Amtliche Abkürzung: ThürBVVG
Referenz: 111-4

Abschnitt: Vierter Abschnitt – Volksentscheid
 

(1) Die Bestimmungen des Thüringer Landeswahlgesetzes und der Thüringer Landeswahlordnung über

  1. 1.
    die Gliederung des Wahlgebiets (§ 2 Abs. 1 bis 3 ThürLWG)
  2. 2.
    die Benachrichtigung der Wähler, die Öffentlichkeit der Wahlhandlung, die Wahlräume und -zellen sowie die Wahlurnen, die Unzulässigkeit der Wahlbeeinflussung, die Wahrung des Wahlgeheimnisses, die Ausübung des Wahlrechts, die Stimmabgabe und die Briefwahl sowie die Feststellung des Wahlergebnisses (§ 15 und §§ 32 bis 42 ThürLWG),
  3. 3.
    die Tätigkeit der Wahlorgane und die Ehrenämter (§§ 7 bis 12 ThürLWG),
  4. 4.
    die Wählerverzeichnisse und die Wahlscheine (§ 19 ThürLWG),
  5. 5.
    die Anfechtung von Entscheidungen und Maßnahmen im Wahlverfahren (§§ 50 bis 65 ThürLWG),
  6. 6.
    die Nachwahlen und Wiederholungswahlen (§§ 43 und 44 ThürLWG),
  7. 7.
    die Wahlkosten und Wahlstatistik (§§ 66 und 67 ThürLWG)

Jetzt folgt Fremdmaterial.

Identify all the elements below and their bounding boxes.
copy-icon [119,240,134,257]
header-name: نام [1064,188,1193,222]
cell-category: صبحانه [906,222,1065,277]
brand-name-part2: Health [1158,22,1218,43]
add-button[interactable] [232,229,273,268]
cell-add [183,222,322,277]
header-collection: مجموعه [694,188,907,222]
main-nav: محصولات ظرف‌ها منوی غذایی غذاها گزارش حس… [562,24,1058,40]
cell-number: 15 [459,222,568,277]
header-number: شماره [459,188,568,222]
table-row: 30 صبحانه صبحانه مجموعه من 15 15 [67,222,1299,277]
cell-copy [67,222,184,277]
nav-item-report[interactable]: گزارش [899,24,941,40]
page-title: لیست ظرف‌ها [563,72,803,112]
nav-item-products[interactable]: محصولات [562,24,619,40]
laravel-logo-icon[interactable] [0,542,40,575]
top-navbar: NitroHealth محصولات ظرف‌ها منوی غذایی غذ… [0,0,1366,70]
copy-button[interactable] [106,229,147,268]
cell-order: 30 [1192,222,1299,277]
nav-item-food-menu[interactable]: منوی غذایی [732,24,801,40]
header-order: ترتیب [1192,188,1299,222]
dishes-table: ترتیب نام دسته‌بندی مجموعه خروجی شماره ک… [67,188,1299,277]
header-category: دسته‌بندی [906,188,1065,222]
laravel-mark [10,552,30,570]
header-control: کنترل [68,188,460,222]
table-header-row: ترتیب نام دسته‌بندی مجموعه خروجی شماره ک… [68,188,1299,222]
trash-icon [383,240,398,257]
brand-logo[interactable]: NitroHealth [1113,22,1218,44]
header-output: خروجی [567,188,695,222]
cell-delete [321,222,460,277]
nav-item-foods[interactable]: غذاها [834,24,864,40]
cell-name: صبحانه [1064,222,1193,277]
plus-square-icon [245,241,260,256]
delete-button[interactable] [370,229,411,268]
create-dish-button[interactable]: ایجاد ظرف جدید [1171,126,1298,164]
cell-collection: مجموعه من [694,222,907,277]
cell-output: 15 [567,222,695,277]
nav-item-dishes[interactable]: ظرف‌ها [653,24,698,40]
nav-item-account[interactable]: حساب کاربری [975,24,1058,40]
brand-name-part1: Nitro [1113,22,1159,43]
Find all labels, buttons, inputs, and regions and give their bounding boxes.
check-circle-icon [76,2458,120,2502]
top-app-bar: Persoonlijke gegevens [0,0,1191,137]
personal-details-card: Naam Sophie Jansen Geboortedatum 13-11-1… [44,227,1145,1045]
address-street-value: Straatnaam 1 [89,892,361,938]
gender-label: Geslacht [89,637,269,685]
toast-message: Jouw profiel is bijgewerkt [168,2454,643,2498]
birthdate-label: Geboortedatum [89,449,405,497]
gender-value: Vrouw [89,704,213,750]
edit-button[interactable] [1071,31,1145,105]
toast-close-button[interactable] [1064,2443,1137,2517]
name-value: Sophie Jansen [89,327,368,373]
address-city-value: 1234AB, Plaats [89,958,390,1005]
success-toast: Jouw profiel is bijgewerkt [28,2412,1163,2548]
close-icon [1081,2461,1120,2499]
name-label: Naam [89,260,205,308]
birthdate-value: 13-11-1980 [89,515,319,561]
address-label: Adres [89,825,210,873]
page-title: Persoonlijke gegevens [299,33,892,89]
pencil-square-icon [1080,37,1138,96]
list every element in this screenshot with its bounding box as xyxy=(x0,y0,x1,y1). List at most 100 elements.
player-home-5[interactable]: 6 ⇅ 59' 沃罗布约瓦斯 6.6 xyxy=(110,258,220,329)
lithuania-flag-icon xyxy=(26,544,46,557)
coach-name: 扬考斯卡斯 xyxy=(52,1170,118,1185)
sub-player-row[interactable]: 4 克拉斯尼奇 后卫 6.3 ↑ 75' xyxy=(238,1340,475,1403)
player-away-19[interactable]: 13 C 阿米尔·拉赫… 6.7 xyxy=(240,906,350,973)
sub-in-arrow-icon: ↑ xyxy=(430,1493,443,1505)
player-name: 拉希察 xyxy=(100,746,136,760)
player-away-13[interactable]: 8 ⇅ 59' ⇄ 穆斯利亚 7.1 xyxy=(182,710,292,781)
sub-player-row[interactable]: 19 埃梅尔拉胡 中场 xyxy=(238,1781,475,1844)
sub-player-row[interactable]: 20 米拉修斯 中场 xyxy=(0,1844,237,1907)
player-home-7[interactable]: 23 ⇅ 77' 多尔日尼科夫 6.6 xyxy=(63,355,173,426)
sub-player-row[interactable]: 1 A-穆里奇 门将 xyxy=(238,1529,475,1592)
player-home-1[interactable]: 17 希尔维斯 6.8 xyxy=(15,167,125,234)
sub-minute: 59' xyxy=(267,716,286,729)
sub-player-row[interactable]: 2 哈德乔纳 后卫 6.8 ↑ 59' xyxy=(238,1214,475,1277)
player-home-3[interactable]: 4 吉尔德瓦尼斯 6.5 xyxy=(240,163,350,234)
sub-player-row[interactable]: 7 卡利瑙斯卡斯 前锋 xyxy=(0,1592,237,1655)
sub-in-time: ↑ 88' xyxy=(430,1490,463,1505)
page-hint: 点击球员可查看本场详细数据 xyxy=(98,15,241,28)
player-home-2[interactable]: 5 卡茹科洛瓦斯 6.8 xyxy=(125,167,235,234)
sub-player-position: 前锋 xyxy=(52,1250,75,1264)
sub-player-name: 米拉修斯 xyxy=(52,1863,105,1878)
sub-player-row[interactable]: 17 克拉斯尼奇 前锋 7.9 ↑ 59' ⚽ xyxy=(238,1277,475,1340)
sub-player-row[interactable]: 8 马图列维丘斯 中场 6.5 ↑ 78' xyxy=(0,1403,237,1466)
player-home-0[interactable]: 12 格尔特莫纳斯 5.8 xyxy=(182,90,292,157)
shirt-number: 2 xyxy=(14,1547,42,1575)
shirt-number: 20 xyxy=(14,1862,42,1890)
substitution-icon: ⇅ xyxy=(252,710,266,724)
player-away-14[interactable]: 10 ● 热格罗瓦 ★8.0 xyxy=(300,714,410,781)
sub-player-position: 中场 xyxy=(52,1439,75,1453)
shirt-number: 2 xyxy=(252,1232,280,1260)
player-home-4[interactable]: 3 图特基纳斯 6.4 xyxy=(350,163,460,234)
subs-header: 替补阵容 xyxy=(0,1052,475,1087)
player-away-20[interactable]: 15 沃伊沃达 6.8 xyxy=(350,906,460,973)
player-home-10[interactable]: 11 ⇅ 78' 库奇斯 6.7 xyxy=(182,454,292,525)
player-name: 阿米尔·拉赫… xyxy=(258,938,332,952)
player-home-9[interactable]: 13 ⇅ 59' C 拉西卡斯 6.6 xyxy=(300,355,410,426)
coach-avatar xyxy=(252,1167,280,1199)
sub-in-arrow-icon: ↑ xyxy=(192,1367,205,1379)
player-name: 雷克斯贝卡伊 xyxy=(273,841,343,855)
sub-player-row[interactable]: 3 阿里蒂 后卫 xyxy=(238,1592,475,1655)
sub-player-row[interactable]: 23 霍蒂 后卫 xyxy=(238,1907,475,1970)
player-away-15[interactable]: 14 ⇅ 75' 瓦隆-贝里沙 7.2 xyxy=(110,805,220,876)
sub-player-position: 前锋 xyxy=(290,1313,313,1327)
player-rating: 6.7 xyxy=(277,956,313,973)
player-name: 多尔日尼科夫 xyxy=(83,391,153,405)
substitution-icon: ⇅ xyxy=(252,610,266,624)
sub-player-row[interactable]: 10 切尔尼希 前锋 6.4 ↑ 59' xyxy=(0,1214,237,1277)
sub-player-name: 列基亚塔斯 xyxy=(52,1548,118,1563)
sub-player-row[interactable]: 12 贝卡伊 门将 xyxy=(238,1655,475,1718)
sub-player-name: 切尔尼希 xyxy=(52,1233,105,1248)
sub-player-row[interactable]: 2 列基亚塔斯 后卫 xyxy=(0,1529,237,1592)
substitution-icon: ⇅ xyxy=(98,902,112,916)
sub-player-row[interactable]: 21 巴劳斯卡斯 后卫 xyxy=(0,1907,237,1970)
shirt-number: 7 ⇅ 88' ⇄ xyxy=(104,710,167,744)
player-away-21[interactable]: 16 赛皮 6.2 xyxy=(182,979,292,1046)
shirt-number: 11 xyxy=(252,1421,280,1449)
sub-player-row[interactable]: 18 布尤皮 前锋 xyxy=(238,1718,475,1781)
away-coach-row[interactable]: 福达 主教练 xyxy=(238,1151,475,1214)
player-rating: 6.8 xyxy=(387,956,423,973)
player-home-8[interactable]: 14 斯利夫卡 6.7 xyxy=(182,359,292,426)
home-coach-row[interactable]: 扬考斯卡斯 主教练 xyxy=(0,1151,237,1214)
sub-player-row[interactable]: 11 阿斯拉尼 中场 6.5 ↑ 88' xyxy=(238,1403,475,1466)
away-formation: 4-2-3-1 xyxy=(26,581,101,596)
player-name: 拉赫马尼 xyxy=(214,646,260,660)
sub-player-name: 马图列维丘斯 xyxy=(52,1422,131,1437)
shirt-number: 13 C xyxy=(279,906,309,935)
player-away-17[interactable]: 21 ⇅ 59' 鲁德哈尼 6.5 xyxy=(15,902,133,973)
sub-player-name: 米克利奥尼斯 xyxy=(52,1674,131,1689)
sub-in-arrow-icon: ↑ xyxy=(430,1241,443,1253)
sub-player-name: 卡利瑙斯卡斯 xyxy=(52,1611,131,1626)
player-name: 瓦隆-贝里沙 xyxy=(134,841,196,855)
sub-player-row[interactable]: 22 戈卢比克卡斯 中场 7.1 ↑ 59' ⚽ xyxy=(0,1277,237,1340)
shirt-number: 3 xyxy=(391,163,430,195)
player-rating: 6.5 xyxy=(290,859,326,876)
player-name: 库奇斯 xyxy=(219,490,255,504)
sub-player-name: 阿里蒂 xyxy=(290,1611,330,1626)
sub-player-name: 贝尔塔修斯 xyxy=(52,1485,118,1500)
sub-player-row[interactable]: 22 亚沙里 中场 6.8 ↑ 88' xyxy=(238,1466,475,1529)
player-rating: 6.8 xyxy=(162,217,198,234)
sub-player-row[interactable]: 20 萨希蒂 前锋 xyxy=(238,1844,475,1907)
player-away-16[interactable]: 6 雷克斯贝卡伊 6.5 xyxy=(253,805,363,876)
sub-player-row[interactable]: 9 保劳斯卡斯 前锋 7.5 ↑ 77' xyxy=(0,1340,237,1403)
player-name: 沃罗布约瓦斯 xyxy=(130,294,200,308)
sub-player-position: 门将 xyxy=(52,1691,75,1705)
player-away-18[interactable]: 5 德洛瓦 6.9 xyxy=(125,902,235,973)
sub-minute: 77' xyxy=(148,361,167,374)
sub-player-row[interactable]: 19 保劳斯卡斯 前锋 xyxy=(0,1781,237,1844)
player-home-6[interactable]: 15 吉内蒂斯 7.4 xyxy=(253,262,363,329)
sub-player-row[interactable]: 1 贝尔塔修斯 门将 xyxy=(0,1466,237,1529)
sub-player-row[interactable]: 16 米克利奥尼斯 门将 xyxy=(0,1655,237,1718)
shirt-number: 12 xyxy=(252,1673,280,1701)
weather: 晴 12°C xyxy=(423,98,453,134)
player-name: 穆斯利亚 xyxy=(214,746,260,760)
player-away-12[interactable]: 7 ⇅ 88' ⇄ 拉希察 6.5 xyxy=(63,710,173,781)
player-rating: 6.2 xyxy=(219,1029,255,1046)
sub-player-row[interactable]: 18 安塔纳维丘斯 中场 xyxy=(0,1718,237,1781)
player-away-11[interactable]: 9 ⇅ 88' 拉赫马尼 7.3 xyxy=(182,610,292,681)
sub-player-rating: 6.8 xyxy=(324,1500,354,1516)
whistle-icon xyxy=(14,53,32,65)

sind entsprechend anzuwenden, soweit sich aus diesem Gesetz nichts anderes ergibt.

(2) Die Vorbereitung und Durchführung des Volksentscheids ist Aufgabe der Abstimmungsorgane. Abstimmungsorgane sind die Wahlorgane nach § 7 ThürLWG.